Les Nouvelles de la Boulangerie

« L’alimentation reste une histoire de plaisir »

Karin Perrot, Directrice Conseil, Market Intelligence

Pouvez-vous nous expliquer en quoi consiste votre mission ?

Mon rôle consiste à aider les entreprises à identifier et à exploiter des sources d’opportunités de croissance durable en mettant les consommateurs au cœur de leurs stratégies. La dernière édition de notre étude Food360, qui fait le point sur les comportements et attentes des consommateurs en tendance sur les 8 dernières années et étudie leur perception des innovations et des acteurs du secteur alimentaire, est une mine d’enseignements et d’inspiration.

Comment les Français jugent-ils globalement leur alimentation ?

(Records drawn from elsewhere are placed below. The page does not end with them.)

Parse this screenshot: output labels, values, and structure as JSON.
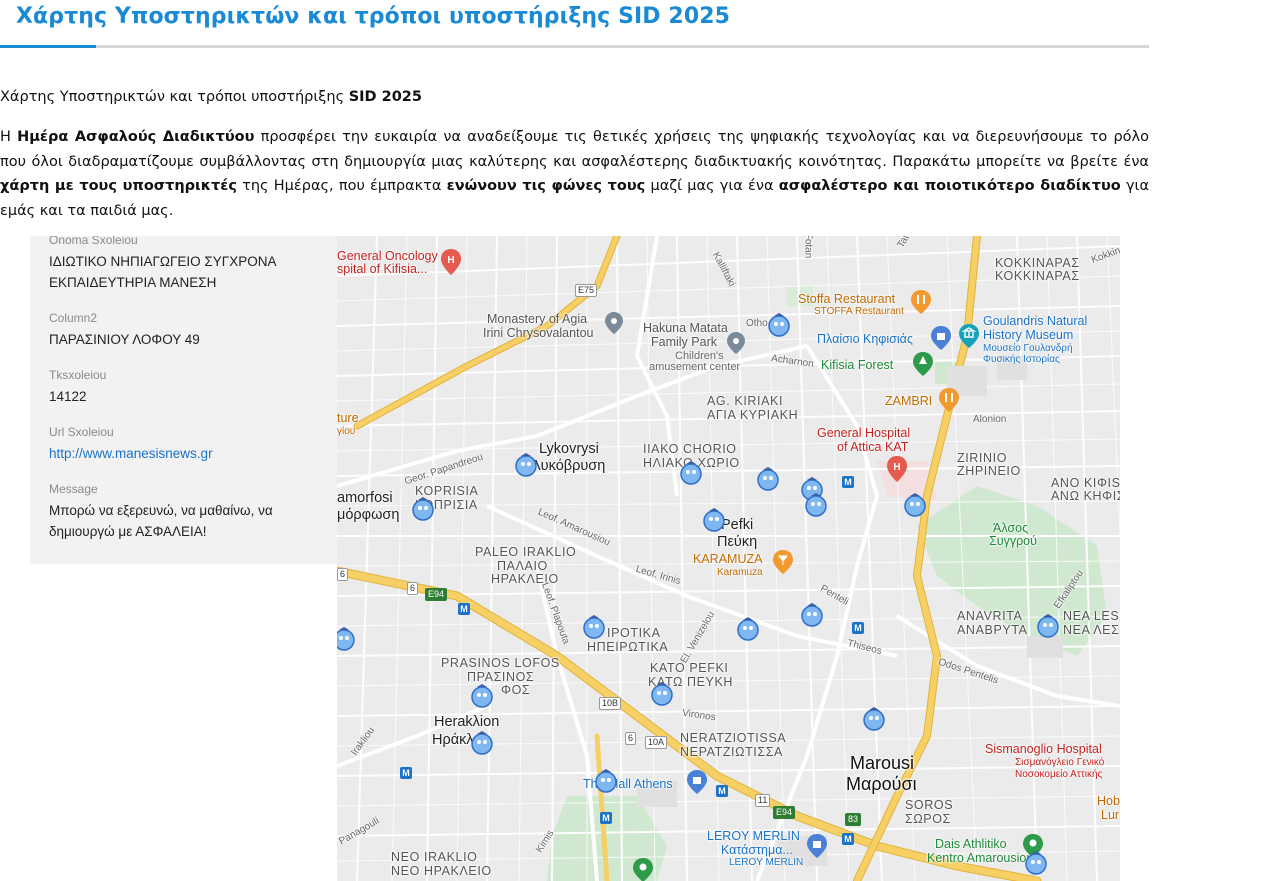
{
  "page": {
    "title": "Χάρτης Υποστηρικτών και τρόποι υποστήριξης SID 2025",
    "subtitle_text": "Χάρτης Υποστηρικτών και τρόποι υποστήριξης ",
    "subtitle_bold": "SID 2025",
    "intro": {
      "p1": "Η ",
      "b1": "Ημέρα Ασφαλούς Διαδικτύου",
      "p2": " προσφέρει την ευκαιρία να αναδείξουμε τις θετικές χρήσεις της ψηφιακής τεχνολογίας και να διερευνήσουμε το ρόλο που όλοι διαδραματίζουμε συμβάλλοντας στη δημιουργία μιας καλύτερης και ασφαλέστερης διαδικτυακής κοινότητας. Παρακάτω μπορείτε να βρείτε ένα ",
      "b2": "χάρτη με τους υποστηρικτές",
      "p3": " της Ημέρας, που έμπρακτα ",
      "b3": "ενώνουν τις φώνες τους",
      "p4": " μαζί μας για ένα ",
      "b4": "ασφαλέστερο και ποιοτικότερο διαδίκτυο",
      "p5": " για εμάς και τα παιδιά μας."
    }
  },
  "info_panel": {
    "fields": [
      {
        "label": "Onoma Sxoleiou",
        "value": "ΙΔΙΩΤΙΚΟ ΝΗΠΙΑΓΩΓΕΙΟ ΣΥΓΧΡΟΝΑ ΕΚΠΑΙΔΕΥΤΗΡΙΑ ΜΑΝΕΣΗ"
      },
      {
        "label": "Column2",
        "value": "ΠΑΡΑΣΙΝΙΟΥ ΛΟΦΟΥ 49"
      },
      {
        "label": "Tksxoleiou",
        "value": "14122"
      },
      {
        "label": "Url Sxoleiou",
        "value": "http://www.manesisnews.gr"
      },
      {
        "label": "Message",
        "value": "Μπορώ να εξερευνώ, να μαθαίνω, να δημιουργώ με ΑΣΦΑΛΕΙΑ!"
      }
    ]
  },
  "map": {
    "areas": {
      "kokkinaras": "ΚΟΚΚΙΝΑΡΑΣ",
      "kokkinaras_gr": "ΚΟΚΚΙΝΑΡΑΣ",
      "ag_kiriaki": "AG. KIRIAKI",
      "ag_kiriaki_gr": "ΑΓΙΑ ΚΥΡΙΑΚΗ",
      "zirinio": "ZIRINIO",
      "zirinio_gr": "ΖΗΡΙΝΕΙΟ",
      "iako": "ΙΙΑΚΟ CHORIO",
      "iako_gr": "ΗΛΙΑΚΟ ΧΩΡΙΟ",
      "koprisia": "ΚΟΡRISIA",
      "koprisia_gr": "ΚΟΠΡΙΣΙΑ",
      "paleo": "PALEO IRAKLIO",
      "paleo_gr1": "ΠΑΛΑΙΟ",
      "paleo_gr2": "ΗΡΑΚΛΕΙΟ",
      "ano_kifis": "ΑΝΟ ΚΙΦΙS",
      "ano_kifis_gr": "ΑΝΩ ΚΗΦΙΣ",
      "anavrita": "ANAVRITA",
      "anavrita_gr": "ΑΝΑΒΡΥΤΑ",
      "nea_les": "ΝΕΑ LES",
      "nea_les_gr": "ΝΕΑ ΛΕΣ",
      "irotika": "ΙΡΟΤΙΚΑ",
      "irotika_gr": "ΗΠΕΙΡΩΤΙΚΑ",
      "kato_pefki": "ΚΑΤΟ PEFKI",
      "kato_pefki_gr": "ΚΑΤΩ ΠΕΥΚΗ",
      "prasinos": "PRASINOS LOFOS",
      "prasinos_gr1": "ΠΡΑΣΙΝΟΣ",
      "prasinos_gr2": "ΦΟΣ",
      "neratziotissa": "NERATZIOTISSA",
      "neratziotissa_gr": "ΝΕΡΑΤΖΙΩΤΙΣΣΑ",
      "soros": "SOROS",
      "soros_gr": "ΣΩΡΟΣ",
      "neo_iraklio": "NEO IRAKLIO",
      "neo_iraklio_gr": "ΝΕΟ ΗΡΑΚΛΕΙΟ"
    },
    "cities": {
      "lykovrysi": "Lykovrysi",
      "lykovrysi_gr": "Λυκόβρυση",
      "metamorfosi": "amorfosi",
      "metamorfosi_gr": "μόρφωση",
      "pefki": "Pefki",
      "pefki_gr": "Πεύκη",
      "iraklio": "Herakλion",
      "iraklio_gr": "Ηράκλειο",
      "marousi": "Marousi",
      "marousi_gr": "Μαρούσι"
    },
    "pois": {
      "oncology1": "General Oncology",
      "oncology2": "spital of Kifisia...",
      "monastery1": "Monastery of Agia",
      "monastery2": "Irini Chrysovalantou",
      "hakuna1": "Hakuna Matata",
      "hakuna2": "Family Park",
      "hakuna_sub1": "Children's",
      "hakuna_sub2": "amusement center",
      "stoffa": "Stoffa Restaurant",
      "stoffa_gr": "STOFFA Restaurant",
      "plaisio": "Πλαίσιο Κηφισιάς",
      "goulandris1": "Goulandris Natural",
      "goulandris2": "History Museum",
      "goulandris_gr1": "Μουσείο Γουλανδρή",
      "goulandris_gr2": "Φυσικής Ιστορίας",
      "kifisia_forest": "Kifisia Forest",
      "zambri": "ZAMBRI",
      "kat1": "General Hospital",
      "kat2": "of Attica KAT",
      "alsos1": "Άλσος",
      "alsos2": "Συγγρού",
      "karamuza": "KARAMUZA",
      "karamuza_gr": "Karamuza",
      "future": "ture",
      "future_gr": "γίου",
      "sismanoglio1": "Sismanoglio Hospital",
      "sismanoglio2": "Σισμανόγλειο Γενικό",
      "sismanoglio3": "Νοσοκομείο Αττικής",
      "mall": "The Mall Athens",
      "leroy1": "LEROY MERLIN",
      "leroy2": "Κατάστημα...",
      "leroy3": "LEROY MERLIN",
      "dais1": "Dais Athlitiko",
      "dais2": "Kentro Amarousiou",
      "hobb1": "Hobb",
      "hobb2": "Lur"
    },
    "streets": {
      "kalliftaki": "Kalliftaki",
      "acharnon": "Acharnon",
      "othonos": "Otho",
      "papandreou": "Geor. Papandreou",
      "amaroysiou": "Leof. Amarousiou",
      "irinis": "Leof. Irinis",
      "plapouta": "Leof. Plapouta",
      "venizelou": "El. Venizelou",
      "penteli": "Odos Pentelis",
      "thiseos": "Thiseos",
      "viron": "Vironos",
      "alonion": "Alonion",
      "pentelis2": "Penteli",
      "irakliou": "Irakliou",
      "kimis": "Kimis",
      "panagouli": "Panagouli",
      "efkaliptou": "Efkaliptou",
      "kokkinaki": "Kokkin",
      "kolokotroni": "Tat",
      "tsolki": "Fotan"
    },
    "shields": {
      "e75": "E75",
      "e94": "E94",
      "e94b": "E94",
      "r6": "6",
      "r6b": "6",
      "r10a": "10A",
      "r10b": "10B",
      "r11": "11",
      "r83": "83",
      "r6c": "6"
    },
    "metro_label": "M",
    "colors": {
      "highway": "#f6cf65",
      "highway_edge": "#e2b33c",
      "road": "#ffffff",
      "park": "#c8e6c9",
      "water": "#aadaff"
    }
  }
}
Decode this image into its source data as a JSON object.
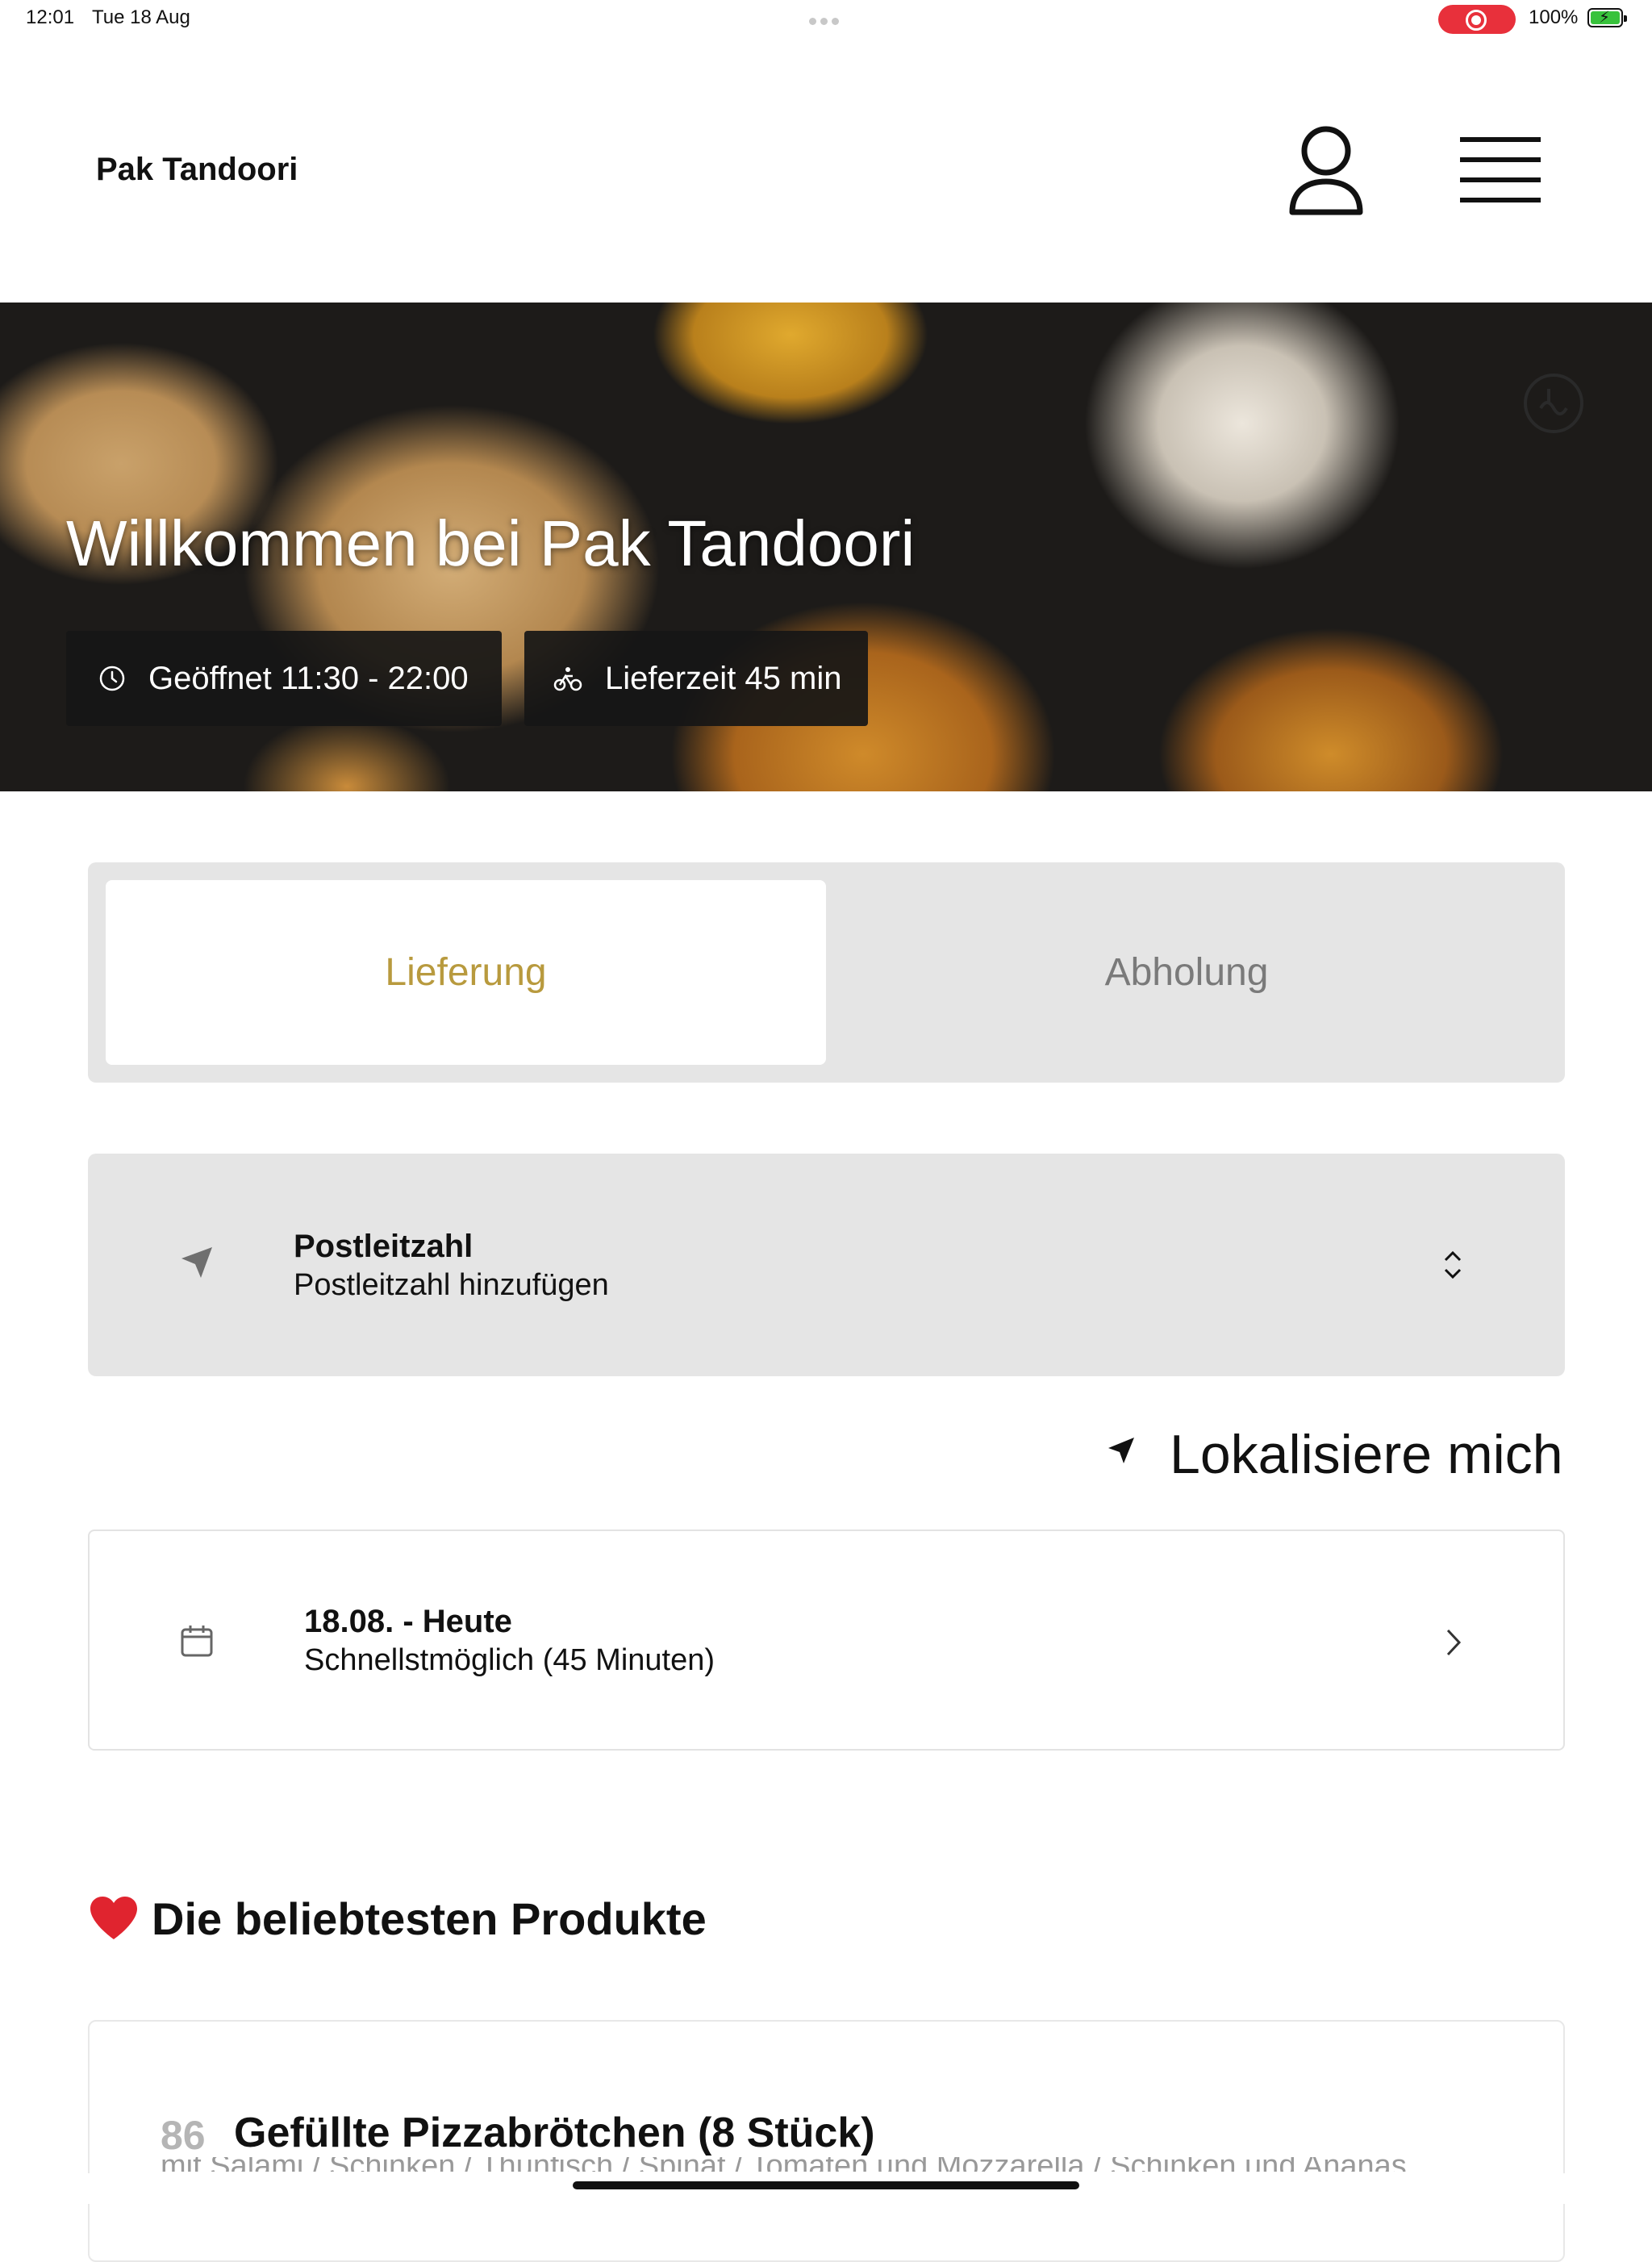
{
  "status_bar": {
    "time": "12:01",
    "date": "Tue 18 Aug",
    "battery": "100%",
    "recording_color": "#e8303b",
    "battery_color": "#38c23c"
  },
  "header": {
    "brand": "Pak Tandoori",
    "icons": [
      "user-icon",
      "menu-icon"
    ]
  },
  "hero": {
    "title": "Willkommen bei Pak Tandoori",
    "opening_hours": "Geöffnet 11:30 - 22:00",
    "delivery_time": "Lieferzeit 45 min",
    "icons": [
      "clock-icon",
      "bicycle-icon",
      "halal-icon"
    ]
  },
  "order_mode": {
    "options": [
      "Lieferung",
      "Abholung"
    ],
    "selected": "Lieferung",
    "accent_color": "#b89a3e"
  },
  "postcode": {
    "title": "Postleitzahl",
    "subtitle": "Postleitzahl hinzufügen"
  },
  "locate": {
    "label": "Lokalisiere mich"
  },
  "schedule": {
    "title": "18.08. - Heute",
    "subtitle": "Schnellstmöglich (45 Minuten)"
  },
  "products": {
    "heading": "Die beliebtesten Produkte",
    "items": [
      {
        "number": "86",
        "name": "Gefüllte Pizzabrötchen (8 Stück)",
        "description": "mit Salami / Schinken / Thunfisch / Spinat / Tomaten und Mozzarella / Schinken und Ananas"
      }
    ]
  }
}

L’alimentation reste une histoire de plaisir, mais les Français sont aussi conscients que ce qu’ils mangent a une influence directe sur leur santé. 6/10 déclarent aussi que « s’alimenter est un acte civique, il s’agit de choisir le monde dans lequel nous souhaitons vivre ». Au total, ce sont 3/4 d’entre eux qui nous disent avoir changé leurs habitudes alimentaires dans les 2 dernières années, pour des raisons de santé, d’éthique ou liées à l’environnement.

Quelles sont leurs principales attentes ?

Si la sécurité alimentaire progresse globalement, les consommateurs estiment qu’il reste encore beaucoup de chemin à parcourir, notamment en matière d’environnement et d’éthique. L’attente de transparence concernant les produits alimentaires est unanime. Elle est très forte en ce qui concerne les ingrédients et leur origine, principaux éléments de l’assurance qualité. Plus généralement, les Français sont en attente de produits alimentaires qui soient bons pour leur santé, naturels, simples. On assiste à une hausse continue des produits bio, seulement freinée par leurs prix. Enfin, les Français sont de plus en plus locavores.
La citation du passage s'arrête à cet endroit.